Whitehaven shares have plunged more than 25 per cent since the start of the year, in the wake of a sharp January profit downgrade and the announcement that respected managing director Tony Haggarty will retire by Easter.
The shares fell 12¢ or more than 4 per cent to $2.68 on Friday - a level not seen since well before the $5.2 billion merger with Mr Tinkler's Aston Resources last May.
The value of Mr Tinkler's main asset, a 19.4 per cent stake in Whitehaven, fell to just $527 million at Friday's close. That is significantly less than Mr Tinkler's total debt to hedge fund Farallon Capital, believed to be about $700 million including principal and accumulated interest, as reported previously.
The new low comes as his luxury Dassault Falcon jet and Agusta helicopter were listed for sale on Friday for $US20 million.
Mr Tinkler faces examination alongside fellow Mulsanne directors Troy Palmer and Matthew Keen, and company secretary Aimee Hyde over a failed $28.4 million share placement by listed coal explorer Blackwood Corporation. Ferrier Hodgson is investigating possible insolvent trading by Mulsanne's directors - which could leave them personally liable for debts incurred by the company. The examination will begin on Friday and will continue on March 14-15.
New South Wales Supreme Court registrar Joanne Hedge ordered documents relating to the Blackwood placement to be produced by mid-February but granted an extension and a box of records was delivered to Ferrier Hodgson on Thursday. Mr Tinkler's co-directors were ordered to provide their own personal financial documents by the close of business on Friday.
Mr Tinkler's personal financial affairs will also be subject of the examination and he was ordered to provide bank statements by March 8 and other documents by March 13.
Mr Tinkler nominated four possible lenders to Mulsanne including locally based Credit Suisse and EIG Global Energy Australia, which were also subject to court orders.
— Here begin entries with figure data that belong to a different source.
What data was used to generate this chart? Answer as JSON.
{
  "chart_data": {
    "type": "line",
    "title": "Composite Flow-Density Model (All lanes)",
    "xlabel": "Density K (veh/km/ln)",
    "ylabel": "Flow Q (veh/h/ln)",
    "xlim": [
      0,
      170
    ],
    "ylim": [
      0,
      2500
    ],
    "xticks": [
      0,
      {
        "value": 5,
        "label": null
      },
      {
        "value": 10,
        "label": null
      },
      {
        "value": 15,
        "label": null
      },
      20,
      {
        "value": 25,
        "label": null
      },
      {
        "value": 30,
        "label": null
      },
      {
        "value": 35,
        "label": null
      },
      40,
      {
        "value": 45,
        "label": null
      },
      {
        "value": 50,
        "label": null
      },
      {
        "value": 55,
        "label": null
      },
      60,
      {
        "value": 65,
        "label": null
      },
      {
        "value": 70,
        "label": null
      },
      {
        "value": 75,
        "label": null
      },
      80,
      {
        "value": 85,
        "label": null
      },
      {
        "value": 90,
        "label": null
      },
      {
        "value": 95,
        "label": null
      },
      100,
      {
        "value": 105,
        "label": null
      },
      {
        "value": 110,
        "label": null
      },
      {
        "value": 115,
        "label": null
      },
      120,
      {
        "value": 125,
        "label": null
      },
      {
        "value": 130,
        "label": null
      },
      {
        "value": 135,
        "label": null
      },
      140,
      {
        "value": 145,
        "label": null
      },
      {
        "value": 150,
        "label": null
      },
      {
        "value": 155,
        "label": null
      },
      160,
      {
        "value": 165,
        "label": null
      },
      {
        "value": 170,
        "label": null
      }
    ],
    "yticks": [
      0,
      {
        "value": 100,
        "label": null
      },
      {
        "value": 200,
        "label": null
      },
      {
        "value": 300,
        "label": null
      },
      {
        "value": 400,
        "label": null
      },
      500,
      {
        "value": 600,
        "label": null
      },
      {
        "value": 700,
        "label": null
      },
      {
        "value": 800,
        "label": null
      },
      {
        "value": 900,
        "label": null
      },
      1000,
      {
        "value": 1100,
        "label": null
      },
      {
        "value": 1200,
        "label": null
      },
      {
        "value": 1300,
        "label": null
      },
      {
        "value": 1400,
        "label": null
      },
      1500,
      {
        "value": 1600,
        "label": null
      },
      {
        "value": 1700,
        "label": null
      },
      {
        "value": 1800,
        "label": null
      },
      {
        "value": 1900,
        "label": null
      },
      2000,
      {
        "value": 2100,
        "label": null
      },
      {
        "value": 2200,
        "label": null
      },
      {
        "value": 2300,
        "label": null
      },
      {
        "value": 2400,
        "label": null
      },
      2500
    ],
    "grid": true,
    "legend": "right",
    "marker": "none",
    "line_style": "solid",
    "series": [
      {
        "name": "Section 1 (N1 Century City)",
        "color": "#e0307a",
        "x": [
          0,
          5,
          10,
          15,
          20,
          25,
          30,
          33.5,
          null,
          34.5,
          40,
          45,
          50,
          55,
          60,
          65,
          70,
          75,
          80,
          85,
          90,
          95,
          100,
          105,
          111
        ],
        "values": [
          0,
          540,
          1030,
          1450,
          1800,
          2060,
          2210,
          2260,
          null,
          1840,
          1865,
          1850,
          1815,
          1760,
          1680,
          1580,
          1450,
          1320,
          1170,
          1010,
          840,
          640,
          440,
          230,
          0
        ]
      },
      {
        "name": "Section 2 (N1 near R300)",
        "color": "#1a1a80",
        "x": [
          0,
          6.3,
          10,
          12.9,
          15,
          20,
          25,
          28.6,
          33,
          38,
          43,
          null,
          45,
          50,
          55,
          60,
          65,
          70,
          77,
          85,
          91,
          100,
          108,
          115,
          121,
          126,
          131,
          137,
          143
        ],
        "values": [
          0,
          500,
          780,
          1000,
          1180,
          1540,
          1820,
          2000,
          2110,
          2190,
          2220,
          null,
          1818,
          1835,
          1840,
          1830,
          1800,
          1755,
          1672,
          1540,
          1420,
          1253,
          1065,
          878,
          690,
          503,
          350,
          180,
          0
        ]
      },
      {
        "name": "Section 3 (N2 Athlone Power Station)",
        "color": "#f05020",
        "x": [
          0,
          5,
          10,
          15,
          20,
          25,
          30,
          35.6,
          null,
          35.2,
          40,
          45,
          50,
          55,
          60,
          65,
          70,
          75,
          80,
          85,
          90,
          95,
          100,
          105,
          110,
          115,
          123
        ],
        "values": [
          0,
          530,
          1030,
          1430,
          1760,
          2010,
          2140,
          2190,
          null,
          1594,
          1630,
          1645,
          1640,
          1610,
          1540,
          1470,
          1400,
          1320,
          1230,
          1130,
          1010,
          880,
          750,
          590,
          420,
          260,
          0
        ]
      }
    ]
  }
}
EIG confirmed it has no documents to provide and Credit Suisse has indicated it will serve documents by the due date of March 6.
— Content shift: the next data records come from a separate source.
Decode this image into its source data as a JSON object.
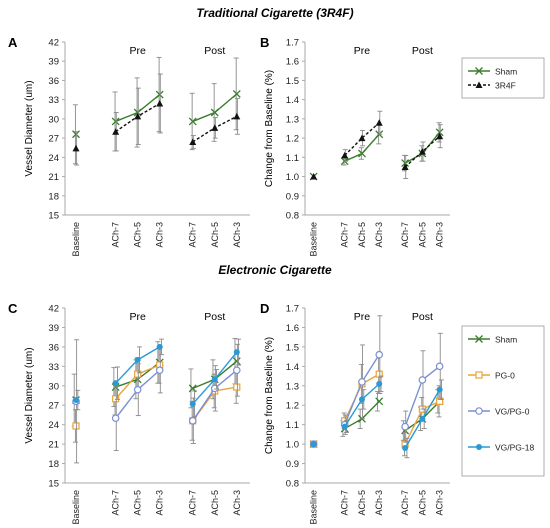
{
  "section_titles": {
    "top": "Traditional Cigarette (3R4F)",
    "bottom": "Electronic Cigarette"
  },
  "colors": {
    "sham": "#3a7d2c",
    "r3r4f": "#111111",
    "pg0": "#e8a33c",
    "vgpg0": "#7b8fd4",
    "vgpg18": "#2a9ad6",
    "error_bar": "#8a8a8a",
    "axis": "#aaaaaa"
  },
  "chart_data": [
    {
      "panel": "A",
      "type": "line",
      "ylabel": "Vessel Diameter (um)",
      "xlabel": "",
      "categories": [
        "Baseline",
        "ACh-7",
        "ACh-5",
        "ACh-3",
        "ACh-7",
        "ACh-5",
        "ACh-3"
      ],
      "group_labels": [
        "Pre",
        "Post"
      ],
      "ylim": [
        15,
        42
      ],
      "yticks": [
        15,
        18,
        21,
        24,
        27,
        30,
        33,
        36,
        39,
        42
      ],
      "y_decimals": 0,
      "legend": "none",
      "series": [
        {
          "key": "sham",
          "marker": "x",
          "dashed": false,
          "values": [
            27.6,
            29.6,
            31.0,
            33.8,
            29.6,
            31.0,
            33.9
          ],
          "errors": [
            4.6,
            4.6,
            5.4,
            5.8,
            4.4,
            4.5,
            5.6
          ]
        },
        {
          "key": "r3r4f",
          "marker": "triangle",
          "dashed": true,
          "values": [
            25.4,
            28.0,
            30.4,
            32.4,
            26.4,
            28.6,
            30.4
          ],
          "errors": [
            2.6,
            3.0,
            4.4,
            4.6,
            1.0,
            1.6,
            2.8
          ]
        }
      ]
    },
    {
      "panel": "B",
      "type": "line",
      "ylabel": "Change from Baseline (%)",
      "xlabel": "",
      "categories": [
        "Baseline",
        "ACh-7",
        "ACh-5",
        "ACh-3",
        "ACh-7",
        "ACh-5",
        "ACh-3"
      ],
      "group_labels": [
        "Pre",
        "Post"
      ],
      "ylim": [
        0.8,
        1.7
      ],
      "yticks": [
        0.8,
        0.9,
        1.0,
        1.1,
        1.2,
        1.3,
        1.4,
        1.5,
        1.6,
        1.7
      ],
      "y_decimals": 1,
      "legend": "right",
      "series": [
        {
          "key": "sham",
          "name": "Sham",
          "marker": "x",
          "dashed": false,
          "values": [
            1.0,
            1.08,
            1.12,
            1.22,
            1.07,
            1.12,
            1.23
          ],
          "errors": [
            0.0,
            0.02,
            0.03,
            0.05,
            0.04,
            0.04,
            0.05
          ]
        },
        {
          "key": "r3r4f",
          "name": "3R4F",
          "marker": "triangle",
          "dashed": true,
          "values": [
            1.0,
            1.11,
            1.2,
            1.28,
            1.05,
            1.13,
            1.21
          ],
          "errors": [
            0.0,
            0.03,
            0.04,
            0.06,
            0.06,
            0.05,
            0.06
          ]
        }
      ]
    },
    {
      "panel": "C",
      "type": "line",
      "ylabel": "Vessel Diameter (um)",
      "xlabel": "",
      "categories": [
        "Baseline",
        "ACh-7",
        "ACh-5",
        "ACh-3",
        "ACh-7",
        "ACh-5",
        "ACh-3"
      ],
      "group_labels": [
        "Pre",
        "Post"
      ],
      "ylim": [
        15,
        42
      ],
      "yticks": [
        15,
        18,
        21,
        24,
        27,
        30,
        33,
        36,
        39,
        42
      ],
      "y_decimals": 0,
      "legend": "none",
      "series": [
        {
          "key": "sham",
          "marker": "x",
          "dashed": false,
          "values": [
            27.8,
            29.8,
            31.0,
            33.6,
            29.6,
            31.0,
            33.8
          ],
          "errors": [
            4.0,
            3.0,
            3.0,
            3.2,
            3.0,
            3.0,
            3.5
          ]
        },
        {
          "key": "pg0",
          "marker": "square",
          "dashed": false,
          "values": [
            23.8,
            28.0,
            31.8,
            33.2,
            24.6,
            29.2,
            29.8
          ],
          "errors": [
            2.5,
            2.5,
            2.5,
            2.8,
            3.0,
            2.6,
            2.5
          ]
        },
        {
          "key": "vgpg0",
          "marker": "circle",
          "dashed": false,
          "values": [
            27.6,
            25.0,
            29.4,
            32.4,
            24.6,
            29.6,
            32.4
          ],
          "errors": [
            9.5,
            5.0,
            4.0,
            3.5,
            3.5,
            3.5,
            4.0
          ]
        },
        {
          "key": "vgpg18",
          "marker": "dot",
          "dashed": false,
          "values": [
            27.8,
            30.4,
            34.0,
            36.0,
            27.2,
            31.0,
            35.2
          ],
          "errors": [
            1.5,
            2.5,
            2.0,
            1.2,
            2.0,
            1.5,
            2.0
          ]
        }
      ]
    },
    {
      "panel": "D",
      "type": "line",
      "ylabel": "Change from Baseline (%)",
      "xlabel": "",
      "categories": [
        "Baseline",
        "ACh-7",
        "ACh-5",
        "ACh-3",
        "ACh-7",
        "ACh-5",
        "ACh-3"
      ],
      "group_labels": [
        "Pre",
        "Post"
      ],
      "ylim": [
        0.8,
        1.7
      ],
      "yticks": [
        0.8,
        0.9,
        1.0,
        1.1,
        1.2,
        1.3,
        1.4,
        1.5,
        1.6,
        1.7
      ],
      "y_decimals": 1,
      "legend": "right",
      "series": [
        {
          "key": "sham",
          "name": "Sham",
          "marker": "x",
          "dashed": false,
          "values": [
            1.0,
            1.08,
            1.13,
            1.22,
            1.07,
            1.13,
            1.22
          ],
          "errors": [
            0.0,
            0.04,
            0.05,
            0.05,
            0.05,
            0.06,
            0.06
          ]
        },
        {
          "key": "pg0",
          "name": "PG-0",
          "marker": "square",
          "dashed": false,
          "values": [
            1.0,
            1.12,
            1.31,
            1.36,
            1.0,
            1.18,
            1.22
          ],
          "errors": [
            0.0,
            0.04,
            0.1,
            0.1,
            0.06,
            0.06,
            0.08
          ]
        },
        {
          "key": "vgpg0",
          "name": "VG/PG-0",
          "marker": "circle",
          "dashed": false,
          "values": [
            1.0,
            1.1,
            1.32,
            1.46,
            1.09,
            1.33,
            1.4
          ],
          "errors": [
            0.0,
            0.05,
            0.19,
            0.2,
            0.08,
            0.15,
            0.17
          ]
        },
        {
          "key": "vgpg18",
          "name": "VG/PG-18",
          "marker": "dot",
          "dashed": false,
          "values": [
            1.0,
            1.09,
            1.23,
            1.31,
            0.98,
            1.13,
            1.28
          ],
          "errors": [
            0.0,
            0.03,
            0.05,
            0.04,
            0.05,
            0.05,
            0.05
          ]
        }
      ]
    }
  ]
}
Mr Tinkler also nominated foreign entities Noonday Asset Management - an arm of hedge fund Farallon Capital, his principal lender - and Jefferies Singapore Ltd, and the liquidator Robyn Duggan has requested delivery of any documents relating to the Blackwood placement. "Noonday has communicated with us and we expect to have a response from them next week," Ms Duggan said.
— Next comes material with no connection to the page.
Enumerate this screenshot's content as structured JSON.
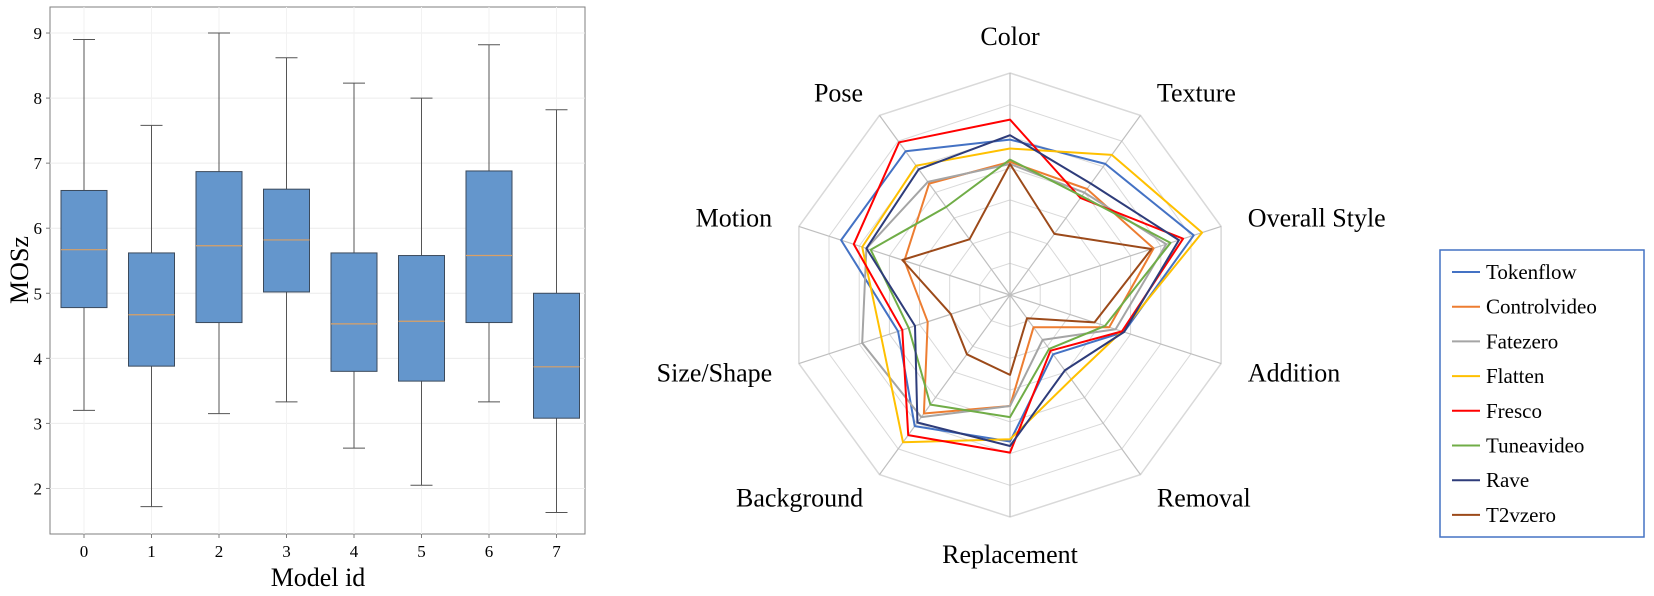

Ms Duggan said the hearings could be avoided only if Mulsanne paid the $28.4 million owed to Blackwood or reached an agreement that Blackwood, the major creditor, was prepared to accept.
Mulsanne agreed last July to pay $28.4 million for 95 million shares in Blackwood at the premium price of 30¢ a share, to gain a 34 per cent stake. Blackwood shares closed on Friday at 12.5¢, valuing the entire company at $23 million.
Blackwood is 51 per cent owned by Hong Kong-based commodities trader Noble Group, which lent Mr Tinkler $5 million at the height of his cash flow crisis last year - a loan that has since been repaid.